BREXIT NURSE CRISIS
75% slump in staff joining from EU since referendum
THE number of nurses joining the NHS from Europe plunged by 75% after the Brexit vote.
Figures show that between September and December 2016, fewer than 200 EU nurses registered per month with the Nursing and Midwifery Council.
This compared with almost 800 per month in the same period in 2015 – and the Royal College of Nursing said a further 2,700 EU nurses left the register last year.
RCN chief executive Janet Davies said: “The Government is turning off the supply of qualified nurses from around the world at the very moment the health service is in a staffing crisis like never before.”
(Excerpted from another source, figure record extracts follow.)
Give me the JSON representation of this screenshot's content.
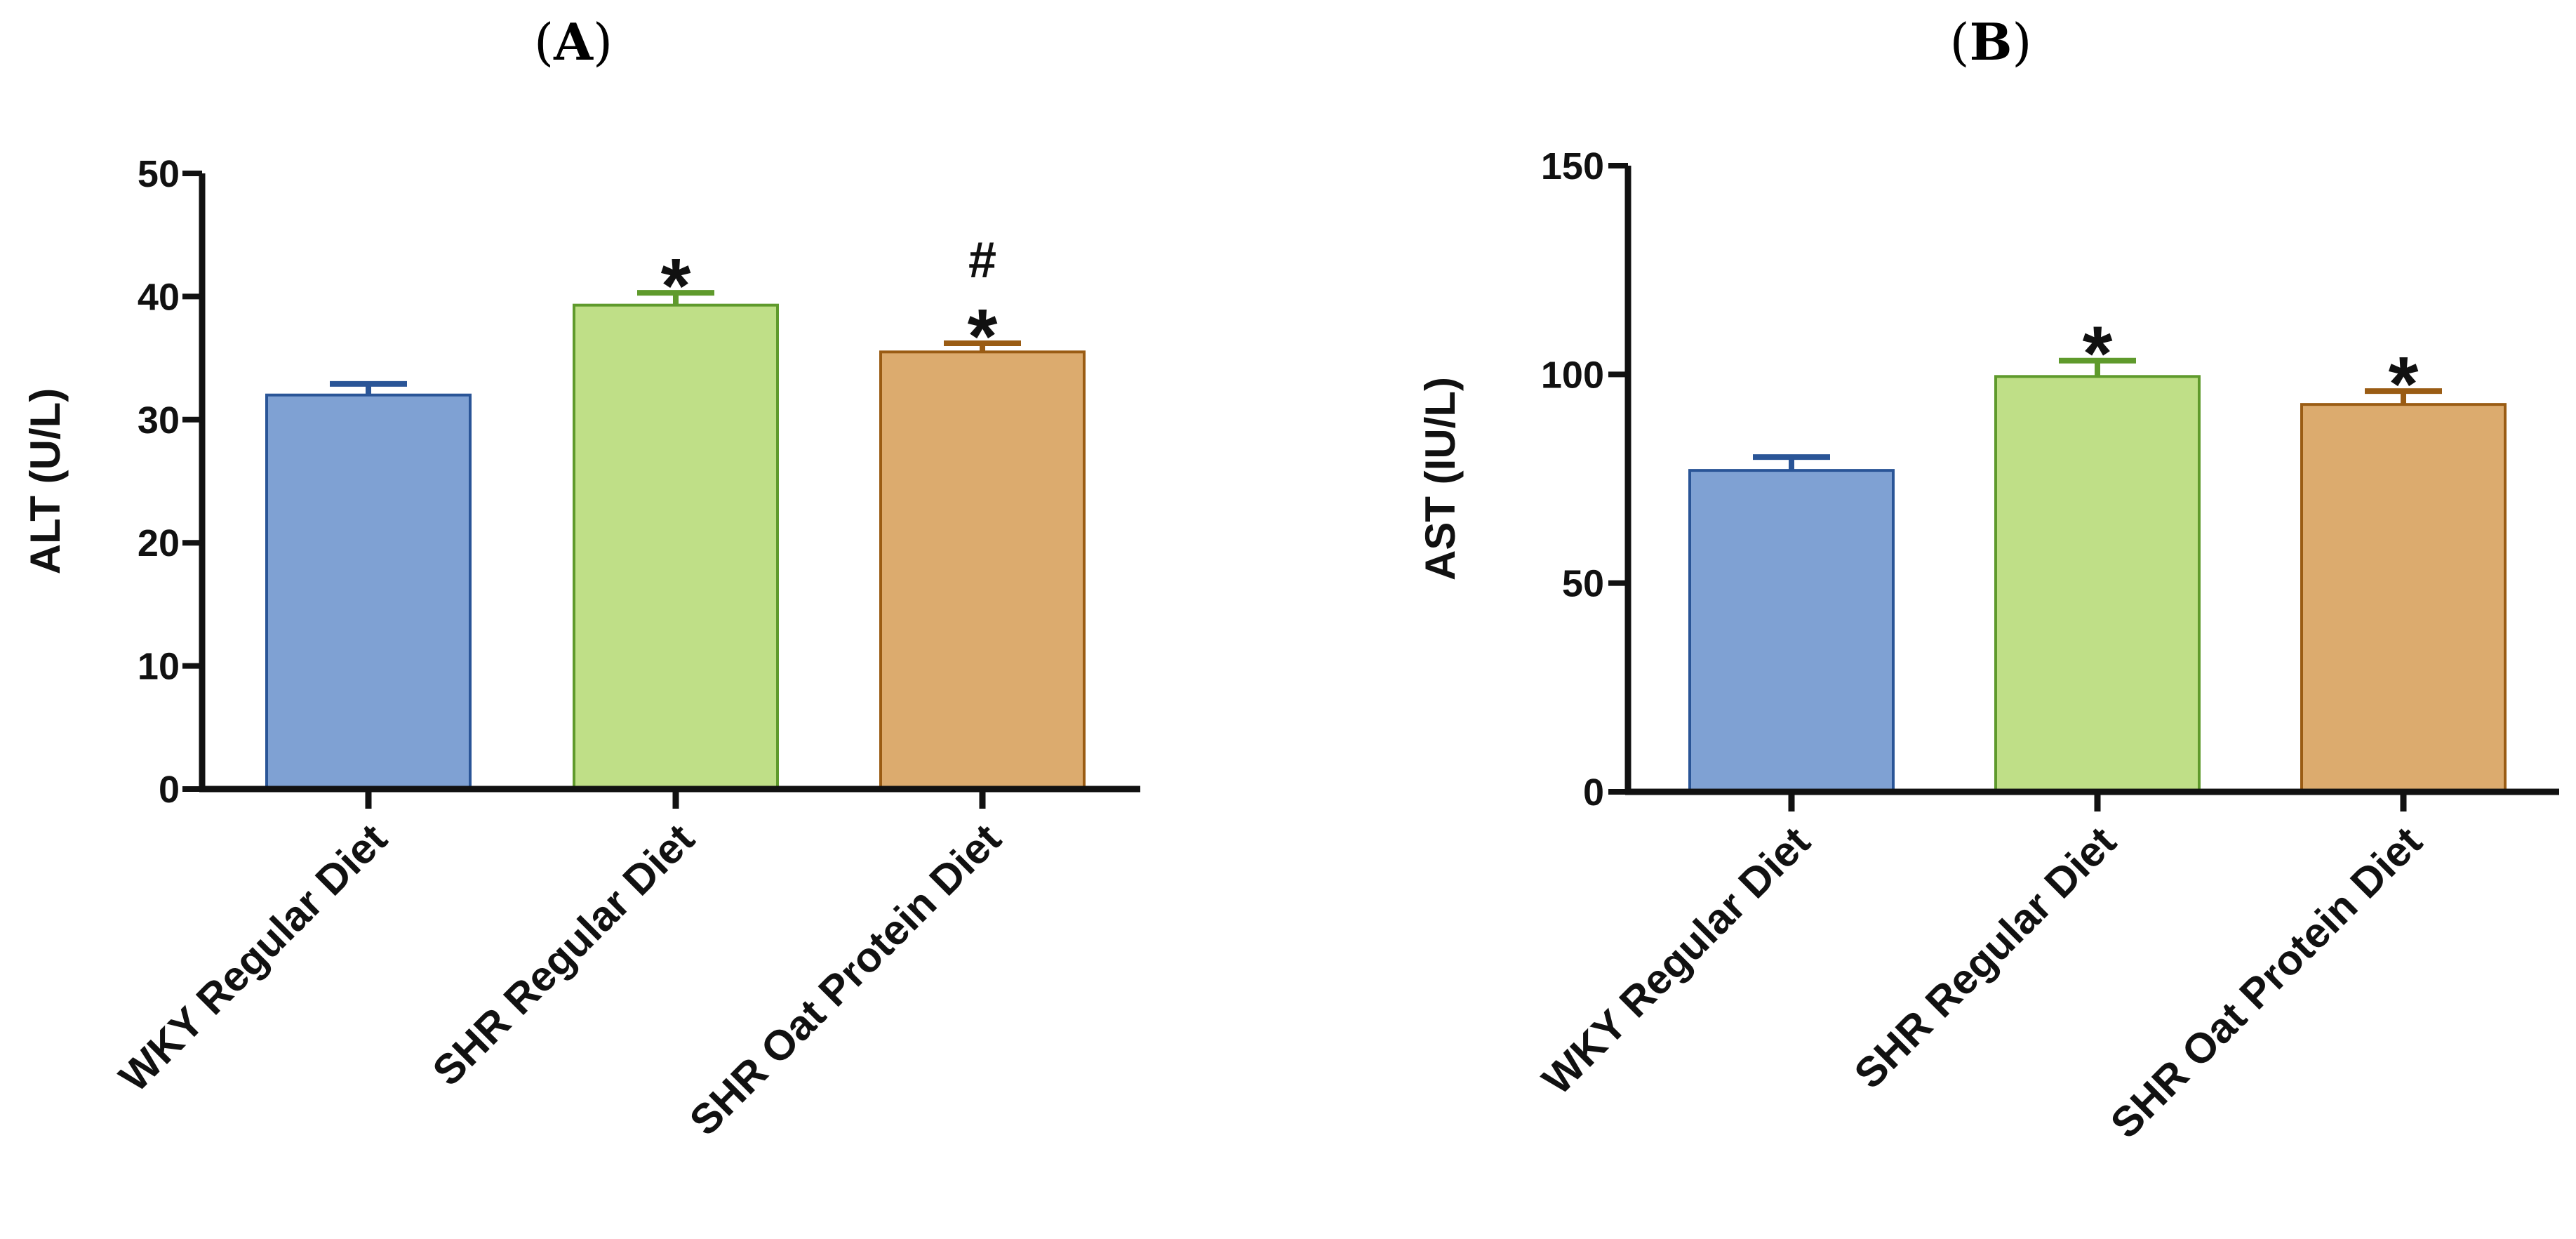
{
  "chart_data": [
    {
      "type": "bar",
      "panel_label": "A",
      "categories": [
        "WKY Regular Diet",
        "SHR Regular Diet",
        "SHR Oat Protein Diet"
      ],
      "values": [
        32,
        39.3,
        35.5
      ],
      "errors": [
        0.9,
        1.0,
        0.7
      ],
      "annotations": [
        [],
        [
          "*"
        ],
        [
          "*",
          "#"
        ]
      ],
      "ylabel": "ALT (U/L)",
      "xlabel": "",
      "ylim": [
        0,
        50
      ],
      "yticks": [
        0,
        10,
        20,
        30,
        40,
        50
      ],
      "grid": false,
      "legend": "none"
    },
    {
      "type": "bar",
      "panel_label": "B",
      "categories": [
        "WKY Regular Diet",
        "SHR Regular Diet",
        "SHR Oat Protein Diet"
      ],
      "values": [
        77,
        99.5,
        92.8
      ],
      "errors": [
        3.2,
        3.8,
        3.2
      ],
      "annotations": [
        [],
        [
          "*"
        ],
        [
          "*"
        ]
      ],
      "ylabel": "AST (IU/L)",
      "xlabel": "",
      "ylim": [
        0,
        150
      ],
      "yticks": [
        0,
        50,
        100,
        150
      ],
      "grid": false,
      "legend": "none"
    }
  ],
  "colors": {
    "fills": [
      "#7fa1d3",
      "#bfdf87",
      "#dcab6e"
    ],
    "edges": [
      "#2a5597",
      "#5f9a2c",
      "#9a5c14"
    ],
    "axis": "#111111"
  }
}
One in 15 nurses and midwives currently working in the NHS in England is from another EU country.
The RCN said the staffing situation is already bleak, with 24,000 jobs unfilled in England – and one in three nurses to retire in the next 10 years.
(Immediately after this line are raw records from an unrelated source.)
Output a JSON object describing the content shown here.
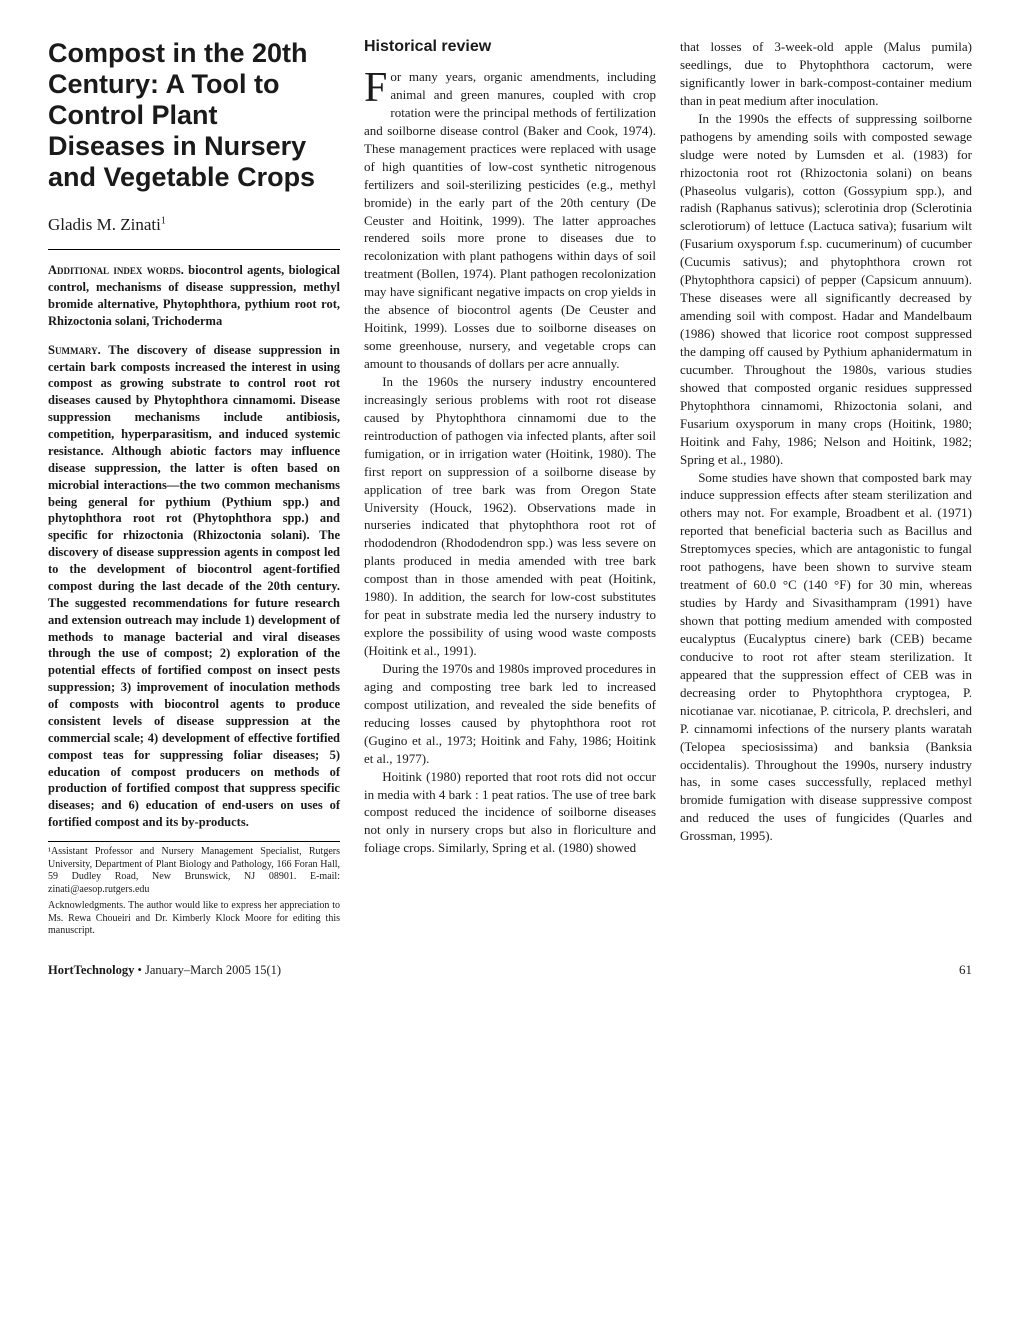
{
  "title": "Compost in the 20th Century: A Tool to Control Plant Diseases in Nursery and Vegetable Crops",
  "author": "Gladis M. Zinati",
  "author_super": "1",
  "index_words": {
    "label": "Additional index words.",
    "text": " biocontrol agents, biological control, mechanisms of disease suppression, methyl bromide alternative, Phytophthora, pythium root rot, Rhizoctonia solani, Trichoderma"
  },
  "summary": {
    "label": "Summary.",
    "text": " The discovery of disease suppression in certain bark composts increased the interest in using compost as growing substrate to control root rot diseases caused by Phytophthora cinnamomi. Disease suppression mechanisms include antibiosis, competition, hyperparasitism, and induced systemic resistance. Although abiotic factors may influence disease suppression, the latter is often based on microbial interactions—the two common mechanisms being general for pythium (Pythium spp.) and phytophthora root rot (Phytophthora spp.) and specific for rhizoctonia (Rhizoctonia solani). The discovery of disease suppression agents in compost led to the development of biocontrol agent-fortified compost during the last decade of the 20th century. The suggested recommendations for future research and extension outreach may include 1) development of methods to manage bacterial and viral diseases through the use of compost; 2) exploration of the potential effects of fortified compost on insect pests suppression; 3) improvement of inoculation methods of composts with biocontrol agents to produce consistent levels of disease suppression at the commercial scale; 4) development of effective fortified compost teas for suppressing foliar diseases; 5) education of compost producers on methods of production of fortified compost that suppress specific diseases; and 6) education of end-users on uses of fortified compost and its by-products."
  },
  "footnotes": {
    "fn1": "¹Assistant Professor and Nursery Management Specialist, Rutgers University, Department of Plant Biology and Pathology, 166 Foran Hall, 59 Dudley Road, New Brunswick, NJ 08901. E-mail: zinati@aesop.rutgers.edu",
    "fn2": "Acknowledgments. The author would like to express her appreciation to Ms. Rewa Choueiri and Dr. Kimberly Klock Moore for editing this manuscript."
  },
  "section_head": "Historical review",
  "col2": {
    "p1_dropcap": "F",
    "p1": "or many years, organic amendments, including animal and green manures, coupled with crop rotation were the principal methods of fertilization and soilborne disease control (Baker and Cook, 1974). These management practices were replaced with usage of high quantities of low-cost synthetic nitrogenous fertilizers and soil-sterilizing pesticides (e.g., methyl bromide) in the early part of the 20th century (De Ceuster and Hoitink, 1999). The latter approaches rendered soils more prone to diseases due to recolonization with plant pathogens within days of soil treatment (Bollen, 1974). Plant pathogen recolonization may have significant negative impacts on crop yields in the absence of biocontrol agents (De Ceuster and Hoitink, 1999). Losses due to soilborne diseases on some greenhouse, nursery, and vegetable crops can amount to thousands of dollars per acre annually.",
    "p2": "In the 1960s the nursery industry encountered increasingly serious problems with root rot disease caused by Phytophthora cinnamomi due to the reintroduction of pathogen via infected plants, after soil fumigation, or in irrigation water (Hoitink, 1980). The first report on suppression of a soilborne disease by application of tree bark was from Oregon State University (Houck, 1962). Observations made in nurseries indicated that phytophthora root rot of rhododendron (Rhododendron spp.) was less severe on plants produced in media amended with tree bark compost than in those amended with peat (Hoitink, 1980). In addition, the search for low-cost substitutes for peat in substrate media led the nursery industry to explore the possibility of using wood waste composts (Hoitink et al., 1991).",
    "p3": "During the 1970s and 1980s improved procedures in aging and composting tree bark led to increased compost utilization, and revealed the side benefits of reducing losses caused by phytophthora root rot (Gugino et al., 1973; Hoitink and Fahy, 1986; Hoitink et al., 1977).",
    "p4": "Hoitink (1980) reported that root rots did not occur in media with 4 bark : 1 peat ratios. The use of tree bark compost reduced the incidence of soilborne diseases not only in nursery crops but also in floriculture and foliage crops. Similarly, Spring et al. (1980) showed"
  },
  "col3": {
    "p1": "that losses of 3-week-old apple (Malus pumila) seedlings, due to Phytophthora cactorum, were significantly lower in bark-compost-container medium than in peat medium after inoculation.",
    "p2": "In the 1990s the effects of suppressing soilborne pathogens by amending soils with composted sewage sludge were noted by Lumsden et al. (1983) for rhizoctonia root rot (Rhizoctonia solani) on beans (Phaseolus vulgaris), cotton (Gossypium spp.), and radish (Raphanus sativus); sclerotinia drop (Sclerotinia sclerotiorum) of lettuce (Lactuca sativa); fusarium wilt (Fusarium oxysporum f.sp. cucumerinum) of cucumber (Cucumis sativus); and phytophthora crown rot (Phytophthora capsici) of pepper (Capsicum annuum). These diseases were all significantly decreased by amending soil with compost. Hadar and Mandelbaum (1986) showed that licorice root compost suppressed the damping off caused by Pythium aphanidermatum in cucumber. Throughout the 1980s, various studies showed that composted organic residues suppressed Phytophthora cinnamomi, Rhizoctonia solani, and Fusarium oxysporum in many crops (Hoitink, 1980; Hoitink and Fahy, 1986; Nelson and Hoitink, 1982; Spring et al., 1980).",
    "p3": "Some studies have shown that composted bark may induce suppression effects after steam sterilization and others may not. For example, Broadbent et al. (1971) reported that beneficial bacteria such as Bacillus and Streptomyces species, which are antagonistic to fungal root pathogens, have been shown to survive steam treatment of 60.0 °C (140 °F) for 30 min, whereas studies by Hardy and Sivasithampram (1991) have shown that potting medium amended with composted eucalyptus (Eucalyptus cinere) bark (CEB) became conducive to root rot after steam sterilization. It appeared that the suppression effect of CEB was in decreasing order to Phytophthora cryptogea, P. nicotianae var. nicotianae, P. citricola, P. drechsleri, and P. cinnamomi infections of the nursery plants waratah (Telopea speciosissima) and banksia (Banksia occidentalis). Throughout the 1990s, nursery industry has, in some cases successfully, replaced methyl bromide fumigation with disease suppressive compost and reduced the uses of fungicides (Quarles and Grossman, 1995)."
  },
  "footer": {
    "journal": "HortTechnology",
    "issue": " • January–March 2005 15(1)",
    "pagenum": "61"
  }
}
Shadow Health Secretary Jon Ashworth blamed the “negligent” Tory Government for the shortfall and called on Ministers to guarantee the rights of EU nationals here after Brexit. He said: “The Government ought to value and protect Britain’s EU nurses, doctors and midwives, not leave the threat of uncertainty hanging over them as a bargaining chip in negotiations with Brussels.”
The warning came after Labour said it would not back the Prime Minister’s Brexit deal unless it secures the “exact same benefits” as being in the EU’s single market. In a speech today, Shadow Brexit Secretary Keir Starmer will set out six key “Brexit tests” for Theresa May as she prepares to trigger Article 50 on Wednesday. Sir Keir will say: “All of us want the best for Britain. But the stakes are high and the Prime Minister’s approach so far does not bode well. Failure to meet the tests I have set out will of course affect how Labour votes in the Commons.”
Mrs May travels to Scotland today to plead for unity. But the trip is controversial as it comes as Holyrood prepares to vote on a second independence referendum. The PM will say that we must never allow “our Union to become looser and weaker, or our people to drift apart”.
A Department of Health spokesman insisted overseas workers were a “crucial” part of the NHS adding it continued to “invest in the frontline” with “13,400 more nurses since May 2010 and over 52,000 nurses in training”. French presidential hopeful Marine Le Pen yesterday told a rally in Lille that the EU “will die because the people do not want it anymore”.